Ta-Da! The trickle-up effect!

Tanya Lee Stone was an editor of children's nonfiction for many years.  After moving to Vermont, she returned to writing, and has written a wide array of titles including a young adult novel, biographical picture books, and narrative nonfiction for young people.  She has three books coming out in 2013:  Who Says Women Can't be Doctors? (Henry Holt);   The House that Jane Built (Henry Holt); and Courage Has No Color (Candlewick).  

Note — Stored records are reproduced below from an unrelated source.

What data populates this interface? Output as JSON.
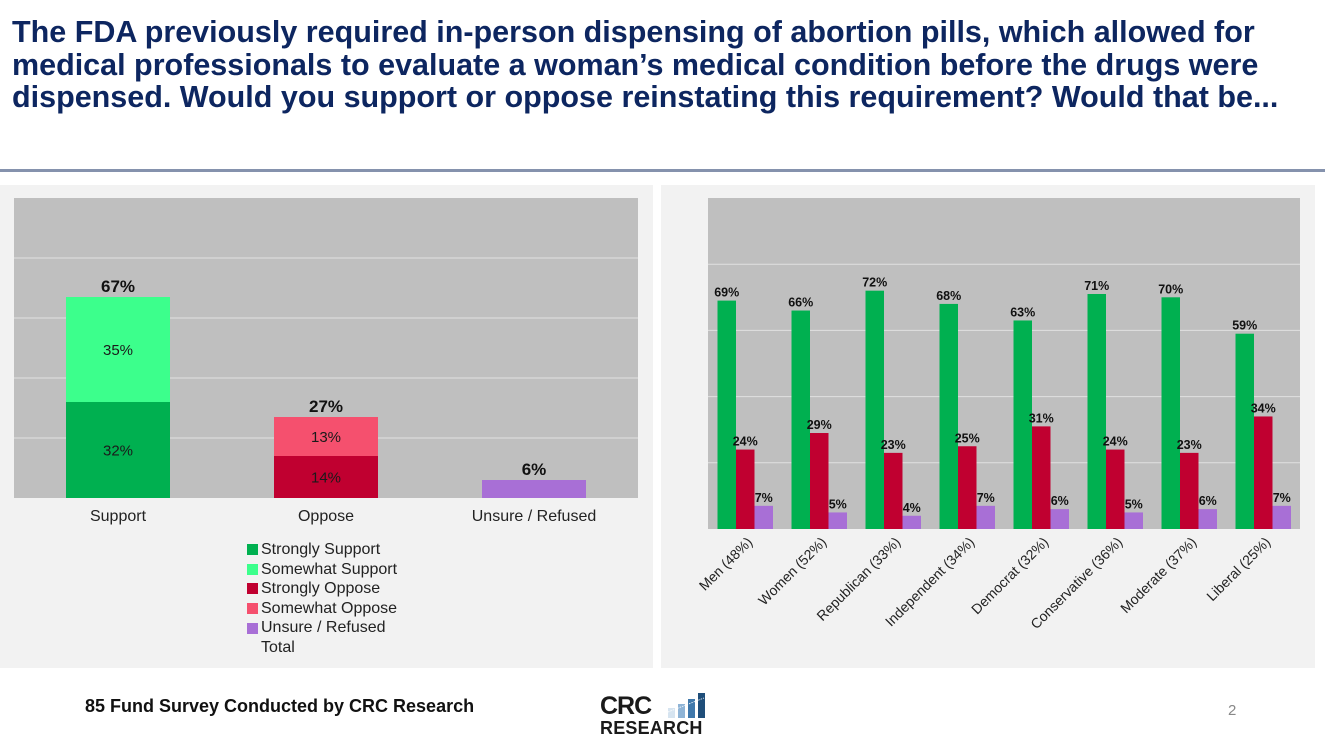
{
  "slide": {
    "title": "The FDA previously required in-person dispensing of abortion pills, which allowed for medical professionals to evaluate a woman’s medical condition before the drugs were dispensed. Would you support or oppose reinstating this requirement? Would that be...",
    "footer_source": "85 Fund Survey Conducted by CRC Research",
    "logo": {
      "line1": "CRC",
      "line2": "RESEARCH",
      "icon": "bar-chart-logo-icon"
    },
    "page_number": "2"
  },
  "colors": {
    "strongly_support": "#00b050",
    "somewhat_support": "#3cff8c",
    "strongly_oppose": "#c00030",
    "somewhat_oppose": "#f5506e",
    "unsure": "#a86fd6",
    "plot_bg": "#bfbfbf",
    "panel_bg": "#f2f2f2",
    "gridline": "#e0e0e0",
    "title": "#0d2660"
  },
  "legend": [
    {
      "label": "Strongly Support",
      "color_key": "strongly_support"
    },
    {
      "label": "Somewhat Support",
      "color_key": "somewhat_support"
    },
    {
      "label": "Strongly Oppose",
      "color_key": "strongly_oppose"
    },
    {
      "label": "Somewhat Oppose",
      "color_key": "somewhat_oppose"
    },
    {
      "label": "Unsure / Refused",
      "color_key": "unsure"
    },
    {
      "label": "Total",
      "color_key": null
    }
  ],
  "chart_data": [
    {
      "type": "bar",
      "stacked": true,
      "title": "",
      "xlabel": "",
      "ylabel": "",
      "ylim": [
        0,
        100
      ],
      "grid": true,
      "grid_step": 20,
      "legend_position": "bottom",
      "categories": [
        "Support",
        "Oppose",
        "Unsure / Refused"
      ],
      "series": [
        {
          "name": "Strongly Support",
          "color_key": "strongly_support",
          "values": [
            32,
            null,
            null
          ],
          "labels": [
            "32%",
            null,
            null
          ]
        },
        {
          "name": "Somewhat Support",
          "color_key": "somewhat_support",
          "values": [
            35,
            null,
            null
          ],
          "labels": [
            "35%",
            null,
            null
          ]
        },
        {
          "name": "Strongly Oppose",
          "color_key": "strongly_oppose",
          "values": [
            null,
            14,
            null
          ],
          "labels": [
            null,
            "14%",
            null
          ]
        },
        {
          "name": "Somewhat Oppose",
          "color_key": "somewhat_oppose",
          "values": [
            null,
            13,
            null
          ],
          "labels": [
            null,
            "13%",
            null
          ]
        },
        {
          "name": "Unsure / Refused",
          "color_key": "unsure",
          "values": [
            null,
            null,
            6
          ],
          "labels": [
            null,
            null,
            null
          ]
        }
      ],
      "totals": [
        67,
        27,
        6
      ],
      "total_labels": [
        "67%",
        "27%",
        "6%"
      ]
    },
    {
      "type": "bar",
      "stacked": false,
      "title": "",
      "xlabel": "",
      "ylabel": "",
      "ylim": [
        0,
        100
      ],
      "grid": true,
      "grid_step": 20,
      "legend_position": "none",
      "categories": [
        "Men (48%)",
        "Women (52%)",
        "Republican (33%)",
        "Independent (34%)",
        "Democrat (32%)",
        "Conservative (36%)",
        "Moderate (37%)",
        "Liberal (25%)"
      ],
      "series": [
        {
          "name": "Support",
          "color_key": "strongly_support",
          "values": [
            69,
            66,
            72,
            68,
            63,
            71,
            70,
            59
          ],
          "labels": [
            "69%",
            "66%",
            "72%",
            "68%",
            "63%",
            "71%",
            "70%",
            "59%"
          ]
        },
        {
          "name": "Oppose",
          "color_key": "strongly_oppose",
          "values": [
            24,
            29,
            23,
            25,
            31,
            24,
            23,
            34
          ],
          "labels": [
            "24%",
            "29%",
            "23%",
            "25%",
            "31%",
            "24%",
            "23%",
            "34%"
          ]
        },
        {
          "name": "Unsure / Refused",
          "color_key": "unsure",
          "values": [
            7,
            5,
            4,
            7,
            6,
            5,
            6,
            7
          ],
          "labels": [
            "7%",
            "5%",
            "4%",
            "7%",
            "6%",
            "5%",
            "6%",
            "7%"
          ]
        }
      ]
    }
  ]
}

  1. I love your theory, Tanya! I would also like to add that nonfiction picture books are a perfect choice for sharing with adults with disabilities. I frequently offer "storytime" for adults of varying abilities and they love inspiring nonfiction picture books.

  2. What a great theory- and thanks so much for participating in Nonfiction Monday!

  3. Best evil plan EVER.

    Loree Burns

  4. Great find! Sounds like a *perfect*book for our DD. Thanks for sharing!